In my previous post, I called upon the economists and environmental scientiststs to conduct a cost-benefit analysis of the mining industry to settle the raging policy debate between the bishops and the mining industry. I'm reproducing the main points of the bishops' statement below for you out there to read the fine print. I'll do my own point-by-point analysis next time.
The Bishops’ Pastoral Statement of Mining (January 29, 2005)
1. In 1998, we in the CBCP issued A Statement of Concern on the Mining Act of 1995. We declared that the government mining policy is offering our lands to foreigners with liberal conditions while our people continue to grow in poverty. We stated that the adverse social impact on the affected communities far outweigh the gains promised by mining Trans-National corporations (TNCs). In our statement we also forewarned that the implementation of the Mining Act will certainly destroy environment and people and will lead to national unrest.
2. We reaffirm our stand for the repeal of the Mining Act of 1995. We believe that the Mining Act destroys life. The right to life of people is inseparable from their right to sources of food and livelihood. Allowing the interests of big mining corporations to prevail over people’s right to these sources amounts to violating their right to life. Furthermore, mining threatens people’s health and environmental safety through the wanton dumping of waste and tailings in rivers and seas.
4. Our experiences of environmental tragedies and incidents with the mining transnational corporations belie all assurances of sustainable and responsible mining that the Arroyo administration is claiming. Increasing number of mining affected communities, Christians and non-Christians alike, are subjected to human rights violations and economic deprivations. We see no relief in sight.
5. President Arroyo’s “Mining Revitalization Program” is encouraging further the entry and operation of large-scale mining of TNCs. Alarmingly, the mining tenements granted through the program have encroached into seventeen (17) of important biodiversity areas, into thirty-five (35) of national conservation priority areas, and thirty-two (32) of national integrated protected areas.
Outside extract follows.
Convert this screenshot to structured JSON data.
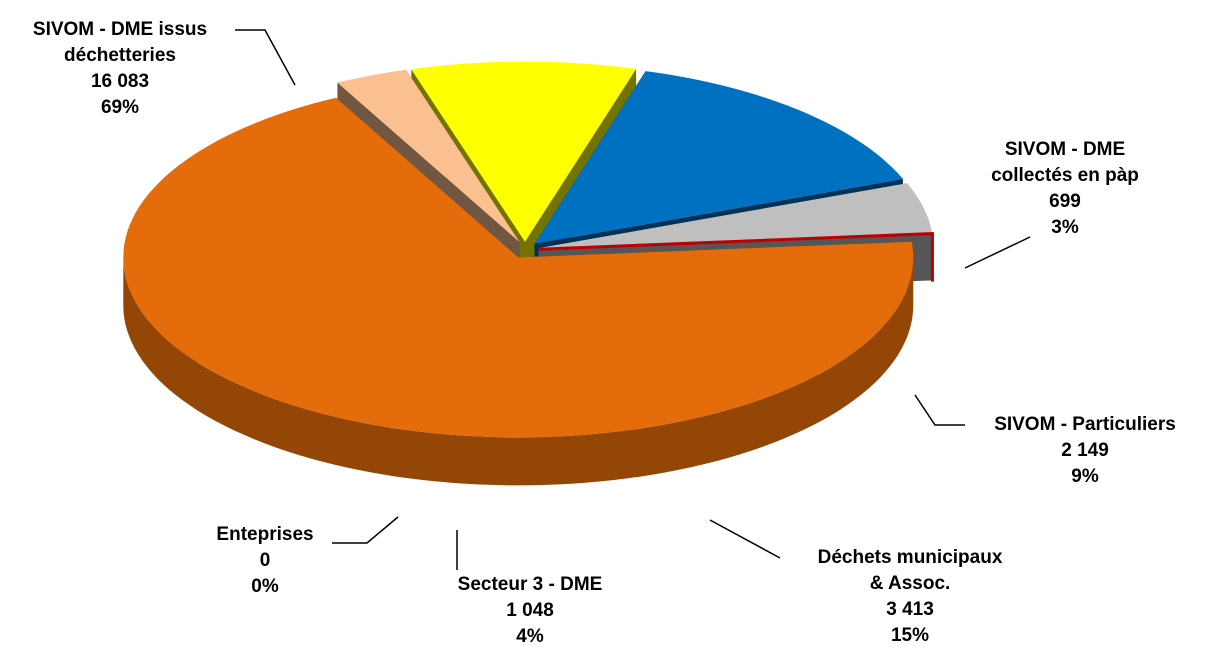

The promised economic benefits of mining by these transnational corporations are outweighed by the dislocation of communities especially among our indigenous brothers and sisters, the risks to health and livelihood and massive environmental damage. Mining areas remain among the poorest areas in the country such as the mining communities in CARAGA, Bicol and Cordillera Regions. The cultural fabric of indigenous peoples is also being destroyed by the entry of mining corporations.
6. Moreover, we are apprehensive that the proposed deletion of the nationalist provisions in the Constitution by the Constitutional Commission (CONCOM) can pave the way to the wholesale plunder of our National Patrimony, and undermine our Sovereignty.
- To support, unify and strengthen the struggle of the local Churches and their constituency against all mining projects, and raise the anti-mining campaign at the national level;
- To support the call of various sectors, especially the Indigenous Peoples, to stop the 24 Priority Mining Projects of the government, and the closure of large-scale mining projects, for example, the Rapu-rapu Polymetallic Project in Albay, HPP Project in Palauan, Didippio Gold-Copper Project in Albay, HPP Project in Palawan, Didippio Gold-Copper Project in Nueva Vizcaya, Tampakan Copper-gold Project in South Cotabato, Canatuan Gold Project in Zamboanga del Norte, and the San Antonio Copper Project in Marinduque, among others.
For the Bishops+ANGEL N. LAGDAMEO, D.D.